O pastor-deputado Feliciano e a Lei 10.639
Por Cidinha da Silva
Eis que o pastor-deputado Marco Feliciano,
deputado sabidamente racista, homofóbico e misógino é alçado à presidência da
Comissão de Direitos Humanos da Câmara dos Deputados. O ato é resultado dos
acordos espúrios dos partidos políticos em busca de poder no Congresso e das
estratégias condenáveis para sustentá-lo a qualquer custo (partidos de esquerda
preferiram comissões mais importantes e relegaram a de direitos humanos ao PSC,
que, por sua vez, indicou Feliciano para presidi-la).
Então, o
pensamento reacionário e discriminador de Feliciano vem à tona, chocando muita
gente boa que vive no país de Alice. Idéias nefastas manifestam-se com crueza, tacanhice
e o perigo do processo de lobotomia e especulação financeira, dentre outros
males, que gente como Feliciano realiza com pessoas simples, algumas em condição
próxima à miserabilidade. Pessoas que a gente boa considera desprezíveis e
descartáveis na sociedade de consumidores, celebridades e “cabeças pensantes”.
Que
pessoas são essas? É o pessoal sem eira nem beira, maiormente, que tem
encontrado na teologia do lucro, dos resultados e da promessa de prosperidade
das igrejas evangélico-pentecostais, remanso para o corpo cansado da labuta e
da exploração cotidiana que já degradou sua humanidade. Aquele mesmo pessoal
explorado e desprezado pela gente boa. A igreja lhes restitui a fé e em nome
dela, passam a sustentar a ideologia retrógrada de Feliciano até nos aspectos
mínimos e frugais da vida.
E em que isso se relaciona com as dificuldades de
implantação da Lei 10.639 em sala de aula? Em tudo! São os filhos dessas
pessoas que ocupam os bancos de milhares de escolas públicas espalhadas pelo
país. São essas crianças e adolescentes, lastreadas por pais e mães afinados
com Feliciano, que demonizam os conteúdos da Lei 10.639.

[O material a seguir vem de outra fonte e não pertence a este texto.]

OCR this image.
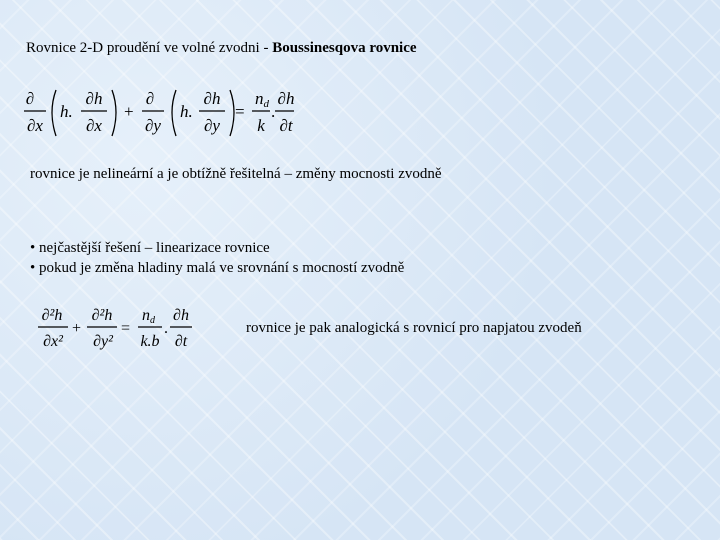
Rovnice 2-D proudění ve volné zvodni - Boussinesqova rovnice
∂
∂x
h.
∂h
∂x
+
∂
∂y
h.
∂h
∂y
=
nd
k
.
∂h
∂t
rovnice je nelineární a je obtížně řešitelná – změny mocnosti zvodně
• nejčastější řešení – linearizace rovnice
• pokud je změna hladiny malá ve srovnání s mocností zvodně
∂²h
∂x²
+
∂²h
∂y²
=
nd
k.b
.
∂h
∂t
rovnice je pak analogická s rovnicí pro napjatou zvodeň
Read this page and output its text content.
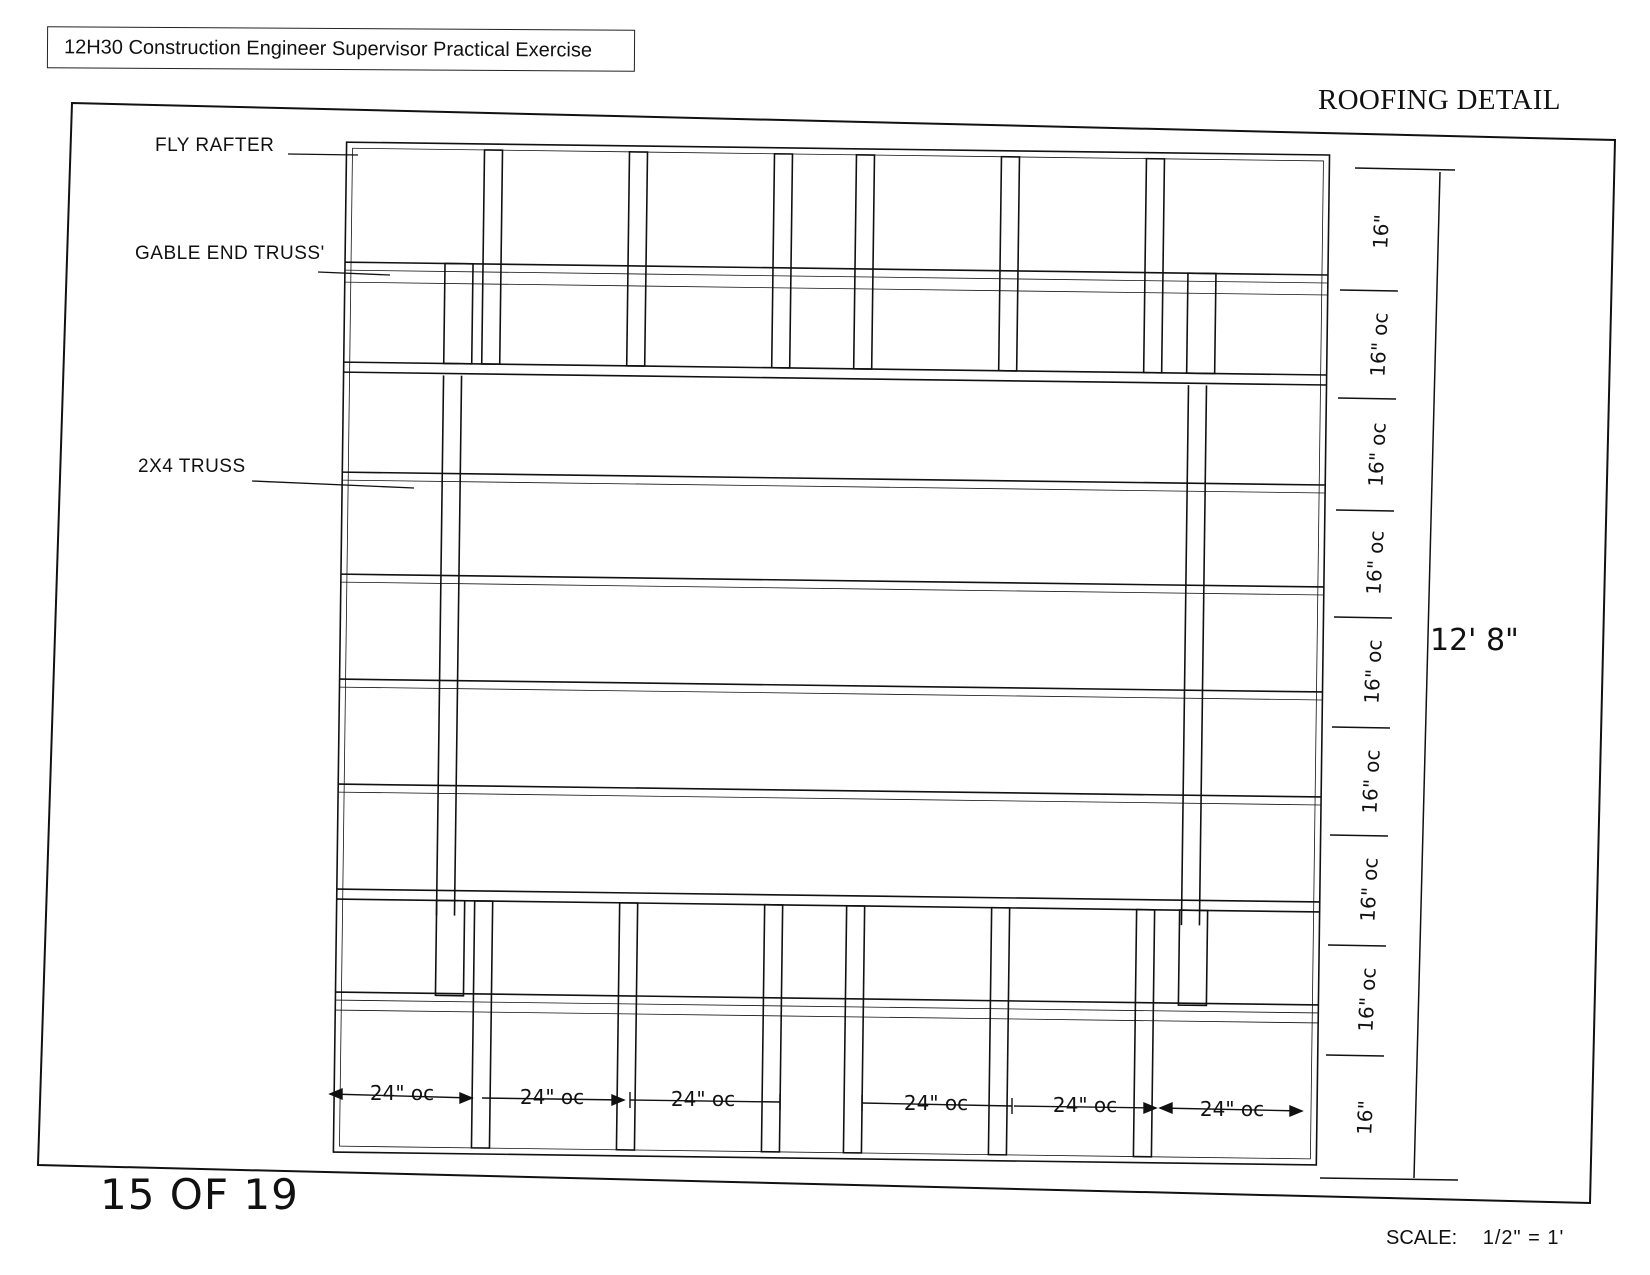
12H30 Construction Engineer Supervisor Practical Exercise
ROOFING DETAIL
FLY RAFTER
GABLE END TRUSS'
2X4 TRUSS
16"
16" oc
16" oc
16" oc
16" oc
16" oc
16" oc
16" oc
16"
12' 8"
24" oc	24" oc	24" oc	24" oc	24" oc	24" oc
15 OF 19
SCALE: 1/2" = 1'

Feliciano e outras centenas de pastores que
exercem a função de deputados federais, estaduais e de vereadores, ou de
“simples” líderes espirituais, não trocam de roupa, tampouco precisam de
microfone para atribuir à vingança de deus (o deus deles) o acidente aéreo que
vitimou o conjunto Mamonas Assassinas, o assassinato de Jhon Lenonn, a seca no
Nordeste, as enchentes no Rio de Janeiro, os atentados em Boston e a ameaça de
bomba atômica na Coréia do Norte. Cantores como Caetano Veloso e Lady Gaga
teriam feito pacto com o demônio. Ou seja, um completo nonsense, absurdo e
violento.
A atitude desses pastores de ovelhas desguarnecidas
demonstra que está em curso no Brasil um projeto político de teocratização do
Estado e exploração da fragilidade humana por meio da construção de uma fé que
alicia pessoas pouco críticas e muito desesperadas, desesperançadas. Essas
pessoas demonizam as culturas negras, cuja abordagem a Lei 10.639 convoca e
protege.
Feliciano e seus asseclas dizem que os africanos
foram amaldiçoados, seus descendentes, sua história e cultura, também.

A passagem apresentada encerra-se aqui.